Based on his experiences as a founder, employee, and advisor, Eric proposes the lean startup strategy, a methodology used by top startups today which suggests shorter product development cycles through hypothesis-driven experimentation aimed at meeting the needs of early customers. This methodology forged a path for the lean startup movement, with annual conferences and meet-ups throughout the world.
- The Innovator’s Dilemma, Clayton Christensen
HBS professor and businessman Clay Christensen outlines the dilemma that many companies face even when they seemingly do everything “right.” Christensen first coined the term “disruptive innovation,” outlining an S-Curve to describe the many iterations a product will make to provide value to customers.
- Thinking, Fast and Slow, Daniel Kahneman
Acclaimed psychologist Daniel Kahneman details his research on the two types of thought: those that involve instinct and emotion, and those involving slower, more deliberate logic. Kahneman shares examples of common biases in decision making based on basic principles of human behavior.
- Venture Deals: Be Smarter Than Your Lawyer and Venture Capitalist, Brad Feld and Jason Mendelson
This book is an insiders guide to venture financing, covering topics such as fundraising, negotiation, and understanding the VC model. Authors Brad Feld and Jason Mendelson, Managing Directors of Foundry Group demystify legal jargon and common misunderstandings associated with term sheets, cap tables, and letters of intent. A must read for any founder fundraising for the first time!
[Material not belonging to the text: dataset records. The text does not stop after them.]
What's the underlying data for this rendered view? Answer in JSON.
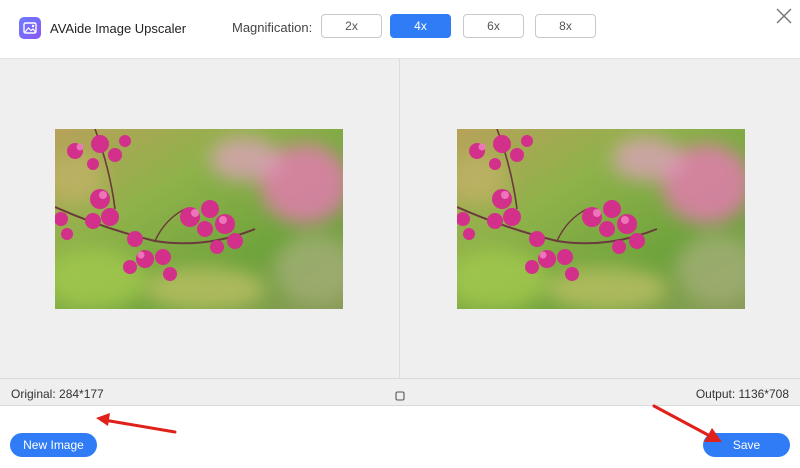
{
  "header": {
    "app_title": "AVAide Image Upscaler",
    "magnification_label": "Magnification:",
    "magnification_options": [
      "2x",
      "4x",
      "6x",
      "8x"
    ],
    "selected_magnification": "4x"
  },
  "info": {
    "original": "Original: 284*177",
    "output": "Output: 1136*708"
  },
  "footer": {
    "new_image_label": "New Image",
    "save_label": "Save"
  },
  "colors": {
    "accent": "#2f7cf6",
    "annotation_arrow": "#e0201a",
    "preview_bg": "#efefef"
  },
  "icons": {
    "logo": "image-upscaler-logo-icon",
    "close": "close-icon",
    "compare": "compare-square-icon"
  }
}
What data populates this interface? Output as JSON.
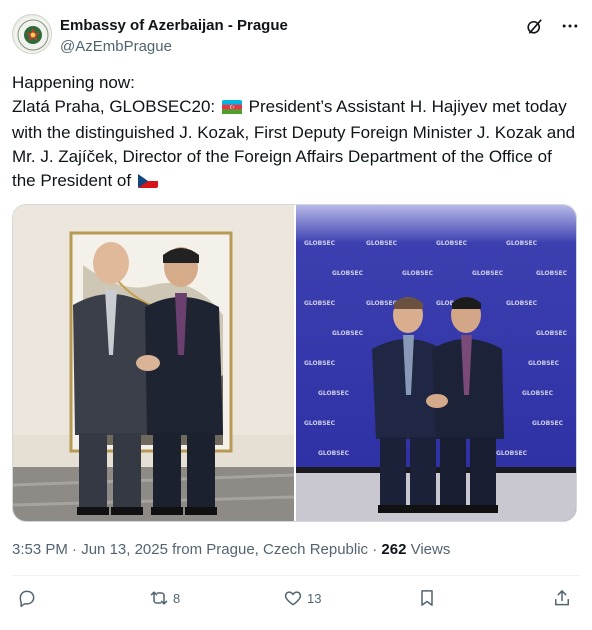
{
  "account": {
    "name": "Embassy of Azerbaijan - Prague",
    "handle": "@AzEmbPrague",
    "avatar_icon": "embassy-seal-icon"
  },
  "header_icons": [
    "grok-icon",
    "more-icon"
  ],
  "tweet": {
    "line1": "Happening now:",
    "line2_prefix": "Zlatá Praha, GLOBSEC20: ",
    "line2_suffix": " President’s Assistant H. Hajiyev met today with the distinguished J. Kozak, First Deputy Foreign Minister J. Kozak and Mr. J. Zajíček, Director of the Foreign Affairs Department of the Office of the President of ",
    "flags": [
      "azerbaijan-flag-icon",
      "czech-flag-icon"
    ]
  },
  "media": {
    "photo_left_icon": "photo-handshake-hotel",
    "photo_right_icon": "photo-handshake-globsec",
    "backdrop_logo": "GLOBSEC"
  },
  "meta": {
    "time": "3:53 PM",
    "separator": " · ",
    "date": "Jun 13, 2025",
    "location": " from Prague, Czech Republic",
    "views_count": "262",
    "views_label": " Views"
  },
  "actions": {
    "reply_count": "",
    "retweet_count": "8",
    "like_count": "13"
  },
  "colors": {
    "text_primary": "#0f1419",
    "text_secondary": "#536471",
    "border": "#cfd9de"
  }
}
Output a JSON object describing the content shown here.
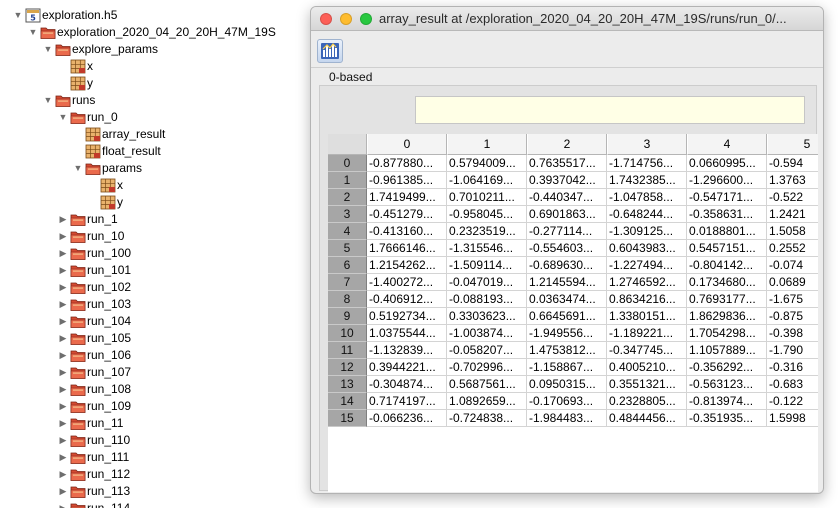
{
  "tree": {
    "rows": [
      {
        "label": "exploration.h5",
        "depth": 0,
        "icon": "h5-file-icon",
        "state": "open"
      },
      {
        "label": "exploration_2020_04_20_20H_47M_19S",
        "depth": 1,
        "icon": "folder-icon",
        "state": "open"
      },
      {
        "label": "explore_params",
        "depth": 2,
        "icon": "folder-icon",
        "state": "open"
      },
      {
        "label": "x",
        "depth": 3,
        "icon": "dataset-icon",
        "state": "leaf"
      },
      {
        "label": "y",
        "depth": 3,
        "icon": "dataset-icon",
        "state": "leaf"
      },
      {
        "label": "runs",
        "depth": 2,
        "icon": "folder-icon",
        "state": "open"
      },
      {
        "label": "run_0",
        "depth": 3,
        "icon": "folder-icon",
        "state": "open"
      },
      {
        "label": "array_result",
        "depth": 4,
        "icon": "dataset-icon",
        "state": "leaf"
      },
      {
        "label": "float_result",
        "depth": 4,
        "icon": "dataset-icon",
        "state": "leaf"
      },
      {
        "label": "params",
        "depth": 4,
        "icon": "folder-icon",
        "state": "open"
      },
      {
        "label": "x",
        "depth": 5,
        "icon": "dataset-icon",
        "state": "leaf"
      },
      {
        "label": "y",
        "depth": 5,
        "icon": "dataset-icon",
        "state": "leaf"
      },
      {
        "label": "run_1",
        "depth": 3,
        "icon": "folder-icon",
        "state": "closed"
      },
      {
        "label": "run_10",
        "depth": 3,
        "icon": "folder-icon",
        "state": "closed"
      },
      {
        "label": "run_100",
        "depth": 3,
        "icon": "folder-icon",
        "state": "closed"
      },
      {
        "label": "run_101",
        "depth": 3,
        "icon": "folder-icon",
        "state": "closed"
      },
      {
        "label": "run_102",
        "depth": 3,
        "icon": "folder-icon",
        "state": "closed"
      },
      {
        "label": "run_103",
        "depth": 3,
        "icon": "folder-icon",
        "state": "closed"
      },
      {
        "label": "run_104",
        "depth": 3,
        "icon": "folder-icon",
        "state": "closed"
      },
      {
        "label": "run_105",
        "depth": 3,
        "icon": "folder-icon",
        "state": "closed"
      },
      {
        "label": "run_106",
        "depth": 3,
        "icon": "folder-icon",
        "state": "closed"
      },
      {
        "label": "run_107",
        "depth": 3,
        "icon": "folder-icon",
        "state": "closed"
      },
      {
        "label": "run_108",
        "depth": 3,
        "icon": "folder-icon",
        "state": "closed"
      },
      {
        "label": "run_109",
        "depth": 3,
        "icon": "folder-icon",
        "state": "closed"
      },
      {
        "label": "run_11",
        "depth": 3,
        "icon": "folder-icon",
        "state": "closed"
      },
      {
        "label": "run_110",
        "depth": 3,
        "icon": "folder-icon",
        "state": "closed"
      },
      {
        "label": "run_111",
        "depth": 3,
        "icon": "folder-icon",
        "state": "closed"
      },
      {
        "label": "run_112",
        "depth": 3,
        "icon": "folder-icon",
        "state": "closed"
      },
      {
        "label": "run_113",
        "depth": 3,
        "icon": "folder-icon",
        "state": "closed"
      },
      {
        "label": "run_114",
        "depth": 3,
        "icon": "folder-icon",
        "state": "closed"
      }
    ]
  },
  "window": {
    "title": "array_result  at  /exploration_2020_04_20_20H_47M_19S/runs/run_0/...",
    "toolbar_icon": "chart-icon",
    "index_label": "0-based",
    "cell_editor_value": "",
    "colors": {
      "close": "#fd5f57",
      "minimize": "#febc2e",
      "zoom": "#28c840"
    }
  },
  "table": {
    "columns": [
      "0",
      "1",
      "2",
      "3",
      "4",
      "5"
    ],
    "row_labels": [
      "0",
      "1",
      "2",
      "3",
      "4",
      "5",
      "6",
      "7",
      "8",
      "9",
      "10",
      "11",
      "12",
      "13",
      "14",
      "15"
    ],
    "rows": [
      [
        "-0.877880...",
        "0.5794009...",
        "0.7635517...",
        "-1.714756...",
        "0.0660995...",
        "-0.594"
      ],
      [
        "-0.961385...",
        "-1.064169...",
        "0.3937042...",
        "1.7432385...",
        "-1.296600...",
        "1.3763"
      ],
      [
        "1.7419499...",
        "0.7010211...",
        "-0.440347...",
        "-1.047858...",
        "-0.547171...",
        "-0.522"
      ],
      [
        "-0.451279...",
        "-0.958045...",
        "0.6901863...",
        "-0.648244...",
        "-0.358631...",
        "1.2421"
      ],
      [
        "-0.413160...",
        "0.2323519...",
        "-0.277114...",
        "-1.309125...",
        "0.0188801...",
        "1.5058"
      ],
      [
        "1.7666146...",
        "-1.315546...",
        "-0.554603...",
        "0.6043983...",
        "0.5457151...",
        "0.2552"
      ],
      [
        "1.2154262...",
        "-1.509114...",
        "-0.689630...",
        "-1.227494...",
        "-0.804142...",
        "-0.074"
      ],
      [
        "-1.400272...",
        "-0.047019...",
        "1.2145594...",
        "1.2746592...",
        "0.1734680...",
        "0.0689"
      ],
      [
        "-0.406912...",
        "-0.088193...",
        "0.0363474...",
        "0.8634216...",
        "0.7693177...",
        "-1.675"
      ],
      [
        "0.5192734...",
        "0.3303623...",
        "0.6645691...",
        "1.3380151...",
        "1.8629836...",
        "-0.875"
      ],
      [
        "1.0375544...",
        "-1.003874...",
        "-1.949556...",
        "-1.189221...",
        "1.7054298...",
        "-0.398"
      ],
      [
        "-1.132839...",
        "-0.058207...",
        "1.4753812...",
        "-0.347745...",
        "1.1057889...",
        "-1.790"
      ],
      [
        "0.3944221...",
        "-0.702996...",
        "-1.158867...",
        "0.4005210...",
        "-0.356292...",
        "-0.316"
      ],
      [
        "-0.304874...",
        "0.5687561...",
        "0.0950315...",
        "0.3551321...",
        "-0.563123...",
        "-0.683"
      ],
      [
        "0.7174197...",
        "1.0892659...",
        "-0.170693...",
        "0.2328805...",
        "-0.813974...",
        "-0.122"
      ],
      [
        "-0.066236...",
        "-0.724838...",
        "-1.984483...",
        "0.4844456...",
        "-0.351935...",
        "1.5998"
      ]
    ]
  }
}
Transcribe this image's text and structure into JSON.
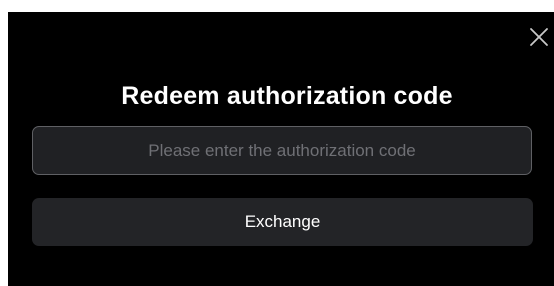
{
  "dialog": {
    "title": "Redeem authorization code",
    "close_icon": "close-icon",
    "code_input": {
      "value": "",
      "placeholder": "Please enter the authorization code"
    },
    "exchange_label": "Exchange"
  },
  "colors": {
    "dialog_background": "#000000",
    "input_background": "#202124",
    "input_border": "#5f6064",
    "button_background": "#232427",
    "text": "#ffffff",
    "placeholder": "#6f7075"
  }
}
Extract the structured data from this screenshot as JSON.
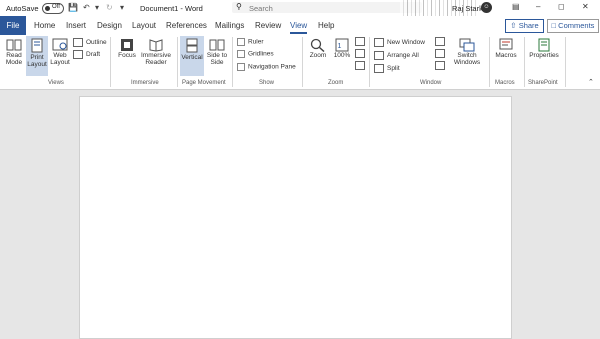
{
  "titlebar": {
    "autosave_label": "AutoSave",
    "autosave_state": "Off",
    "doc_title": "Document1 - Word",
    "search_placeholder": "Search",
    "user_name": "Raj Stark"
  },
  "tabs": [
    "File",
    "Home",
    "Insert",
    "Design",
    "Layout",
    "References",
    "Mailings",
    "Review",
    "View",
    "Help"
  ],
  "active_tab": "View",
  "header_buttons": {
    "share": "Share",
    "comments": "Comments"
  },
  "ribbon": {
    "views": {
      "group_label": "Views",
      "read_mode": "Read Mode",
      "print_layout": "Print Layout",
      "web_layout": "Web Layout",
      "outline": "Outline",
      "draft": "Draft"
    },
    "immersive": {
      "group_label": "Immersive",
      "focus": "Focus",
      "immersive_reader": "Immersive Reader"
    },
    "page_movement": {
      "group_label": "Page Movement",
      "vertical": "Vertical",
      "side_to_side": "Side to Side"
    },
    "show": {
      "group_label": "Show",
      "ruler": "Ruler",
      "gridlines": "Gridlines",
      "navigation_pane": "Navigation Pane"
    },
    "zoom": {
      "group_label": "Zoom",
      "zoom": "Zoom",
      "percent": "100%"
    },
    "window": {
      "group_label": "Window",
      "new_window": "New Window",
      "arrange_all": "Arrange All",
      "split": "Split",
      "switch_windows": "Switch Windows"
    },
    "macros": {
      "group_label": "Macros",
      "macros": "Macros"
    },
    "sharepoint": {
      "group_label": "SharePoint",
      "properties": "Properties"
    }
  },
  "colors": {
    "accent": "#2b579a",
    "pressed": "#c9d7ea"
  }
}
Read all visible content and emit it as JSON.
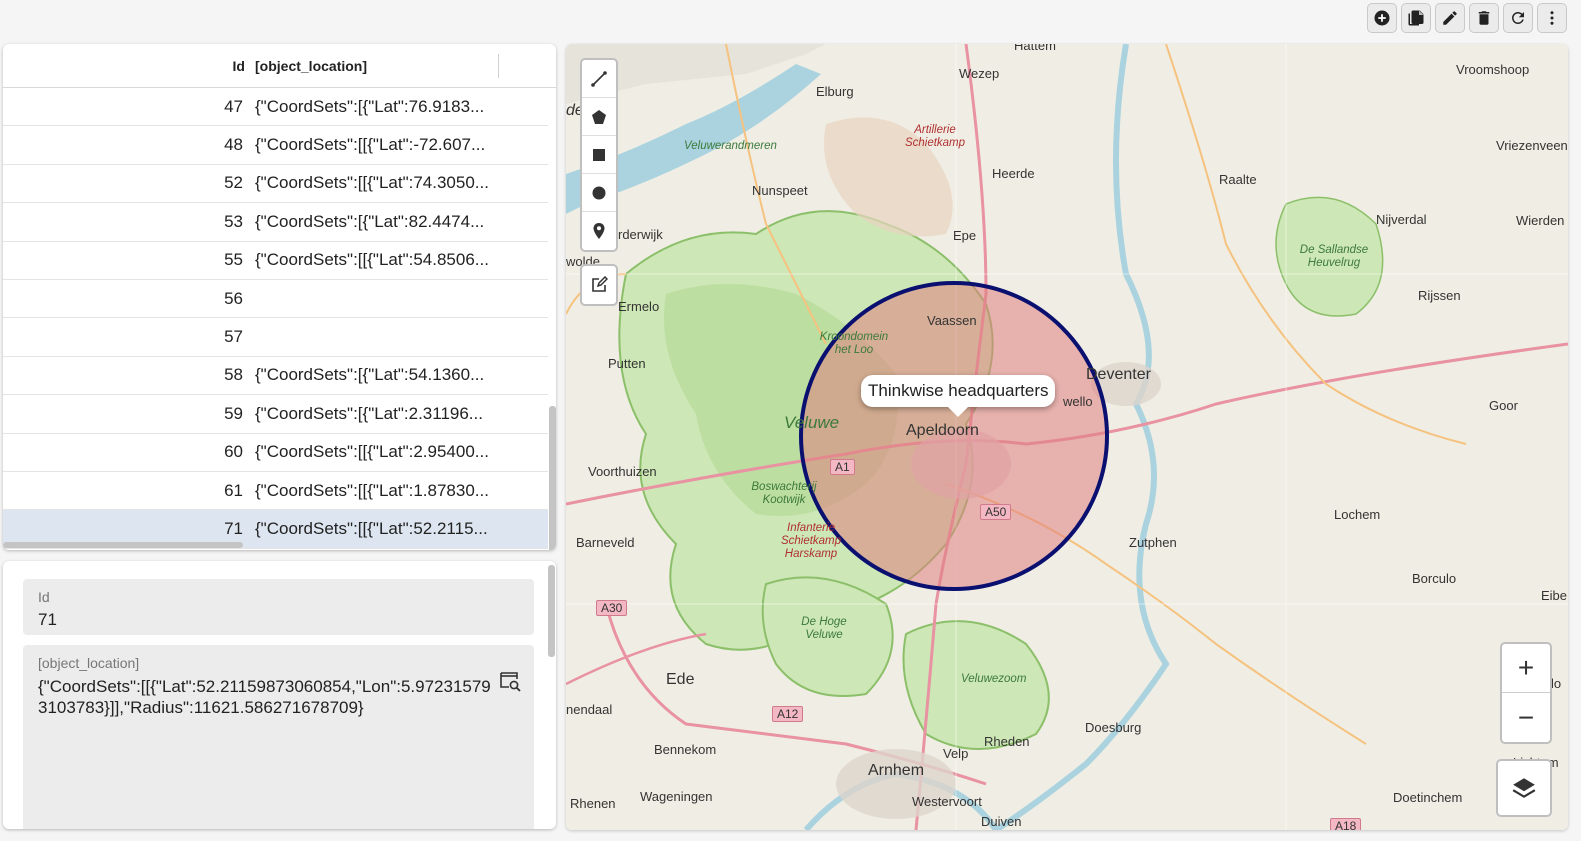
{
  "toolbar": {
    "buttons": [
      {
        "name": "add-button",
        "icon": "plus-circle-icon"
      },
      {
        "name": "copy-button",
        "icon": "copy-icon"
      },
      {
        "name": "edit-button",
        "icon": "pencil-icon"
      },
      {
        "name": "delete-button",
        "icon": "trash-icon"
      },
      {
        "name": "refresh-button",
        "icon": "refresh-icon"
      },
      {
        "name": "more-button",
        "icon": "kebab-icon"
      }
    ]
  },
  "grid": {
    "columns": {
      "id": "Id",
      "location": "[object_location]"
    },
    "rows": [
      {
        "id": "47",
        "location": "{\"CoordSets\":[{\"Lat\":76.9183..."
      },
      {
        "id": "48",
        "location": "{\"CoordSets\":[[{\"Lat\":-72.607..."
      },
      {
        "id": "52",
        "location": "{\"CoordSets\":[[{\"Lat\":74.3050..."
      },
      {
        "id": "53",
        "location": "{\"CoordSets\":[{\"Lat\":82.4474..."
      },
      {
        "id": "55",
        "location": "{\"CoordSets\":[[{\"Lat\":54.8506..."
      },
      {
        "id": "56",
        "location": ""
      },
      {
        "id": "57",
        "location": ""
      },
      {
        "id": "58",
        "location": "{\"CoordSets\":[{\"Lat\":54.1360..."
      },
      {
        "id": "59",
        "location": "{\"CoordSets\":[{\"Lat\":2.31196..."
      },
      {
        "id": "60",
        "location": "{\"CoordSets\":[[{\"Lat\":2.95400..."
      },
      {
        "id": "61",
        "location": "{\"CoordSets\":[[{\"Lat\":1.87830..."
      },
      {
        "id": "71",
        "location": "{\"CoordSets\":[[{\"Lat\":52.2115...",
        "selected": true
      }
    ]
  },
  "form": {
    "id_label": "Id",
    "id_value": "71",
    "location_label": "[object_location]",
    "location_value": "{\"CoordSets\":[[{\"Lat\":52.21159873060854,\"Lon\":5.972315793103783}]],\"Radius\":11621.586271678709}"
  },
  "map": {
    "popup": "Thinkwise headquarters",
    "circle_color": "#0a1070",
    "circle_fill": "#e08080",
    "zoom_in": "+",
    "zoom_out": "−",
    "draw_tools": [
      "polyline-icon",
      "polygon-icon",
      "rectangle-icon",
      "circle-icon",
      "marker-icon"
    ],
    "places": {
      "hattem": "Hattem",
      "wezep": "Wezep",
      "elburg": "Elburg",
      "vroomshoop": "Vroomshoop",
      "artillerie": "Artillerie Schietkamp",
      "veluwerandmeren": "Veluwerandmeren",
      "vriezenveen": "Vriezenveen",
      "nunspeet": "Nunspeet",
      "heerde": "Heerde",
      "raalte": "Raalte",
      "nijverdal": "Nijverdal",
      "wierden": "Wierden",
      "harderwijk": "rderwijk",
      "epe": "Epe",
      "sallandse": "De Sallandse Heuvelrug",
      "zwolde": "wolde",
      "ermelo": "Ermelo",
      "rijssen": "Rijssen",
      "vaassen": "Vaassen",
      "kroondomein": "Kroondomein het Loo",
      "putten": "Putten",
      "deventer": "Deventer",
      "twello": "wello",
      "veluwe": "Veluwe",
      "apeldoorn": "Apeldoorn",
      "goor": "Goor",
      "voorthuizen": "Voorthuizen",
      "boswachterij": "Boswachterij Kootwijk",
      "infanterie": "Infanterie Schietkamp Harskamp",
      "barneveld": "Barneveld",
      "zutphen": "Zutphen",
      "lochem": "Lochem",
      "borculo": "Borculo",
      "eibe": "Eibe",
      "hoge_veluwe": "De Hoge Veluwe",
      "ede": "Ede",
      "veluwezoom": "Veluwezoom",
      "lo": "lo",
      "endaal": "nendaal",
      "bennekom": "Bennekom",
      "velp": "Velp",
      "rheden": "Rheden",
      "doesburg": "Doesburg",
      "lichtem": "Lichtem",
      "arnhem": "Arnhem",
      "rhenen": "Rhenen",
      "wageningen": "Wageningen",
      "westervoort": "Westervoort",
      "duiven": "Duiven",
      "doetinchem": "Doetinchem",
      "de": "de"
    },
    "roads": {
      "a1": "A1",
      "a50": "A50",
      "a30": "A30",
      "a12": "A12",
      "a18": "A18"
    }
  }
}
- Hackers & Painters: Big Ideas from the Computer Age, Paul Graham
Through a series of essays, co-founder of Viaweb and venture capitalist Paul Graham examines commonly held assumptions about programmers and hackers, helping to showcase characteristics and tell important stories around the renaissance if the programming language, or the Open Source Movement, drawing parallels between two art forms: hacking, and painting.
- Founders at Work, Jessica Livingston
Jessica Livingston, founding partner at Y Combinator shares a collection of interviews from early stage startups that she has worked with throughout her career. Livingston covers topics including the importance of a founding team, or managing early funding from entrepreneurs such as Steve Wozniak (Apple), Caterina Fake (Flickr), Mitch Kapor (Lotus), Max Levchin (PayPal), and Sabeer Bhatia (Hotmail).
- The Design of Everyday Things, by Donald A. Norman
Donald A. Norman, cognitive scientist and usability engineer, and former Director of the Institute for Cognitive Science at the University of California asserts that the communication between an object and a user is optimized by design. Through use cases, Norman explores what makes good and bad design, while proposing design principles such as user-centered design.
- High Output Management, Andrew Grove
Former CEO of Intel, Andrew Grove provides a guide to the art and science of management, covering topics such as creating managerial leverage, running effective meetings, or motivating employees. The book serves as a practical guide for new founders exploring management techniques for the first time.
- The Founders Dilemma, Noam Wasserman
Academic and HBS professor Noam Wasserman draws upon his research to explore common early decisions made by founders and how to avoid pitfalls associated with them. Drawing on anecdotes from Evan Williams of Twitter and Tim Westergren of Pandora, Wasserman explores topics including splitting equity with friends or family, or being an adaptable leader.
- Crossing the Chasm, Geoffrey A. Moore
Moore details a startup’s journey in the Technology Adoption Life Cycle, explaining why a chasm between the early adopters and the early majority, and how to narrow this chasm in pursuit of accelerating business adoption.
- Four Hour Work Week, Tim Ferriss
Writer, educational activist, and entrepreneur, Tim Ferriss provides a blueprint for streamlining specific business actions and eliminating distractions, with the idea that 80% of your productivity comes from 20% of your time.